Content Topic Cluster Architecture

Document Type: Framework
Status: Active Framework
Version: v1.0
Authority: Content Brain
Applies To: Content Brain, Research Brain, Affiliate Brain
Parent: Content Brain
Last Reviewed: 2026-04-09

Purpose

The Content Topic Cluster Architecture defines how content topics are grouped into structured knowledge clusters.

Content must not exist as isolated articles.

Content should exist as organised knowledge environments.

Structured topic clusters improve:

audience understanding
search visibility
authority development
signal clarity
cross-brain learning quality

Core Principle

Individual content pieces provide limited intelligence.

Structured content clusters produce clearer signals.

Knowledge structure improves interpretability.

What is a Topic Cluster

A topic cluster is a structured group of related content assets addressing a shared knowledge domain.

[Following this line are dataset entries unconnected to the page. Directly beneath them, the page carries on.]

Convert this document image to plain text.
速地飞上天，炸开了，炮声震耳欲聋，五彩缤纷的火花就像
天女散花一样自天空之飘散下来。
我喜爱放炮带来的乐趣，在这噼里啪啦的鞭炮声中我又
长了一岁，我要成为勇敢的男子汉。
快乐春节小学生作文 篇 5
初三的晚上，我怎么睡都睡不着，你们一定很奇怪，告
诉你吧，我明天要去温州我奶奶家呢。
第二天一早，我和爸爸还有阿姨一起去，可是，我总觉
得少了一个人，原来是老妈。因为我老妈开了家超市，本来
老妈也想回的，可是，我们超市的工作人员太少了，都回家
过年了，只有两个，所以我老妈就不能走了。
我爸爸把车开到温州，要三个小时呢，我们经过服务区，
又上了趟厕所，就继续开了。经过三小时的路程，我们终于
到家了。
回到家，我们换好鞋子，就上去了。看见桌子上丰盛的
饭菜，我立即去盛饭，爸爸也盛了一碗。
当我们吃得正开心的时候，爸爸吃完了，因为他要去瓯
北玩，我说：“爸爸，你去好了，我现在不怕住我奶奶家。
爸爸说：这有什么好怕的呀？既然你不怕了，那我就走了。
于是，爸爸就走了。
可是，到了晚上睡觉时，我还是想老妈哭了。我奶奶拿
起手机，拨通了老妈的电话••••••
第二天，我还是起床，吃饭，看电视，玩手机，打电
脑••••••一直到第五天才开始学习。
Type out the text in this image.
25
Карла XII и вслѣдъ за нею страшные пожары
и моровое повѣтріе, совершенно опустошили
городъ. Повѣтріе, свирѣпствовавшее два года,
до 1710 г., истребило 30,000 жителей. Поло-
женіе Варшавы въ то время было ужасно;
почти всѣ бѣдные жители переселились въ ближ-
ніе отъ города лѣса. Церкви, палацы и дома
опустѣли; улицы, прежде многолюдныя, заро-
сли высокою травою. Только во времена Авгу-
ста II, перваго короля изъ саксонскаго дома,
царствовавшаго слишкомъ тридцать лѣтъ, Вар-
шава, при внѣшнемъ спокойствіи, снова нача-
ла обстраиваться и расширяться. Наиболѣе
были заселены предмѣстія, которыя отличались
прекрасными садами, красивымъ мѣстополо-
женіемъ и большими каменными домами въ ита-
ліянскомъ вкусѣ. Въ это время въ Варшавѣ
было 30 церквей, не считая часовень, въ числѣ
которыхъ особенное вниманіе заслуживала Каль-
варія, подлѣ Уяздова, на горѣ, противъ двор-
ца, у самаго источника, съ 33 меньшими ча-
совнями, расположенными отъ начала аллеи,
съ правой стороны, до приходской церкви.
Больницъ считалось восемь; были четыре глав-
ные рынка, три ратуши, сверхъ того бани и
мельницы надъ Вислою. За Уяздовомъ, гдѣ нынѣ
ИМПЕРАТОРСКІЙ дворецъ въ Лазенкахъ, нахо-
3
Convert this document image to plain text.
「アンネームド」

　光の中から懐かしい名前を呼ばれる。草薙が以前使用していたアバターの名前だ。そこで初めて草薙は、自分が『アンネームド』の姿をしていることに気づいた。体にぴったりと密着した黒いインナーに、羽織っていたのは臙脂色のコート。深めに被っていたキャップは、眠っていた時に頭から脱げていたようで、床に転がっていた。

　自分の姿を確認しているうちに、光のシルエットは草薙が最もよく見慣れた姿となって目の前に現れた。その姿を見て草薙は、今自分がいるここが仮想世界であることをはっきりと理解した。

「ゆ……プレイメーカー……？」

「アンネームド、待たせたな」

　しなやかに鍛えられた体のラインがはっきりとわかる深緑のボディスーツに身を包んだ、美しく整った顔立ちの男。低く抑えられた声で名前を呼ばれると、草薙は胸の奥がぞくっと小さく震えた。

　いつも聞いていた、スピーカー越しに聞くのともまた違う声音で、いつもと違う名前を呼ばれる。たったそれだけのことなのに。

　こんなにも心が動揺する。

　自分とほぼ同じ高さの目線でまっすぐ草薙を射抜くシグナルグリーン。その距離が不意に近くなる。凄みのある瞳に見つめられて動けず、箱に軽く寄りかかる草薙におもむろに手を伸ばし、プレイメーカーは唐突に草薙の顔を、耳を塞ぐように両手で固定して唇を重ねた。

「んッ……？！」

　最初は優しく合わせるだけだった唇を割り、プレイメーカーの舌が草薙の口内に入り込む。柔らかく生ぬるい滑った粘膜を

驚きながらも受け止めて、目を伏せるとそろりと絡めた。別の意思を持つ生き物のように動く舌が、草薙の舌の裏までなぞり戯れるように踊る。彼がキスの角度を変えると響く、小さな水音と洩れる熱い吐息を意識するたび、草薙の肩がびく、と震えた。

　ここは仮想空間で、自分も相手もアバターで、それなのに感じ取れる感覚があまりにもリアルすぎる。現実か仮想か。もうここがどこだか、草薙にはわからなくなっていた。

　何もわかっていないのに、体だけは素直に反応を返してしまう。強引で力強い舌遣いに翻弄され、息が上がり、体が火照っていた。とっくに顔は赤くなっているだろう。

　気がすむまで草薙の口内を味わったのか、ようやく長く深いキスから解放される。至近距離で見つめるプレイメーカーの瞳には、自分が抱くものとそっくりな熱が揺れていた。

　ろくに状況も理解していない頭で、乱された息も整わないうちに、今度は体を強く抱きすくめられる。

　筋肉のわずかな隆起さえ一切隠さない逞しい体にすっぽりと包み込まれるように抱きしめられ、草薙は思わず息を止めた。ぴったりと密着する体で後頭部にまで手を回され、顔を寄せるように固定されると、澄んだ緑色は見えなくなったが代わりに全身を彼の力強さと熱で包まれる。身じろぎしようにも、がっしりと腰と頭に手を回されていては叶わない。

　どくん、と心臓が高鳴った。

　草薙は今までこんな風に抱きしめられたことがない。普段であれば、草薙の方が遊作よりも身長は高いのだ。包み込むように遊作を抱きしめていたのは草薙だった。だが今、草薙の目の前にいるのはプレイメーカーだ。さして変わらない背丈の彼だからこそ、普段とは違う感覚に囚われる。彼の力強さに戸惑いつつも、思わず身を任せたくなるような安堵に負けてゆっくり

Clusters support progressive understanding.

Clusters help audiences move from:

basic awareness
to structured understanding
to decision readiness

Cluster Structure Model

Core Topic Page

Defines the main concept or problem space.

Provides structured overview.

Acts as the central reference point.

Supporting Topic Pages

Expand understanding of:

subtopics
mechanisms
use cases
comparisons
strategies
mistakes
clarifications

Signal Support Pages

Explore:

audience concerns
common objections
interpretation challenges
decision questions

Authority Expansion Pages

Provide:

deeper explanation
advanced interpretation
cross-framework relationships

Cluster Design Principles

Topical Consistency

Cluster pages must relate clearly to the central topic.

Progressive Understanding

Content should support increasing clarity.

Decision Support Alignment

Clusters should support decision environments relevant to:

Affiliate Brain
Experimentation Brain

Signal Clarity

Clusters should improve behavioural signal interpretation.

Clear topic structures produce clearer audience behaviour patterns.

Cross-Brain Alignment

Research Brain

Topic clusters support:

problem discovery
topic pattern detection
emerging knowledge domains

Affiliate Brain

Clusters support:

pre-sell education
offer context building
problem awareness strengthening

Experimentation Brain

Clusters support:

message testing structures
angle validation opportunities
interpretation clarity

Finance Brain

Clusters indirectly support:

conversion stability
traffic value understanding

Cluster Creation Triggers

New clusters may be created when:

repeated topic patterns appear
multiple related articles emerge
Research Brain identifies knowledge gap patterns
Affiliate Brain requires stronger pre-sell structure

Cluster Integrity Rule

Clusters should not expand without structural clarity.

Clusters should remain interpretable.

Clusters should support system learning.

Future Expansion

Future versions may include:

cluster scoring models
topic relationship maps
knowledge graph integration
cluster performance dashboards

Change Control

Structural changes must follow:

MWMS Canon Promotion Protocol

Summary

Topic clusters organise content knowledge.

Organised knowledge improves learning signals.

Improved learning signals strengthen decision quality across MWMS.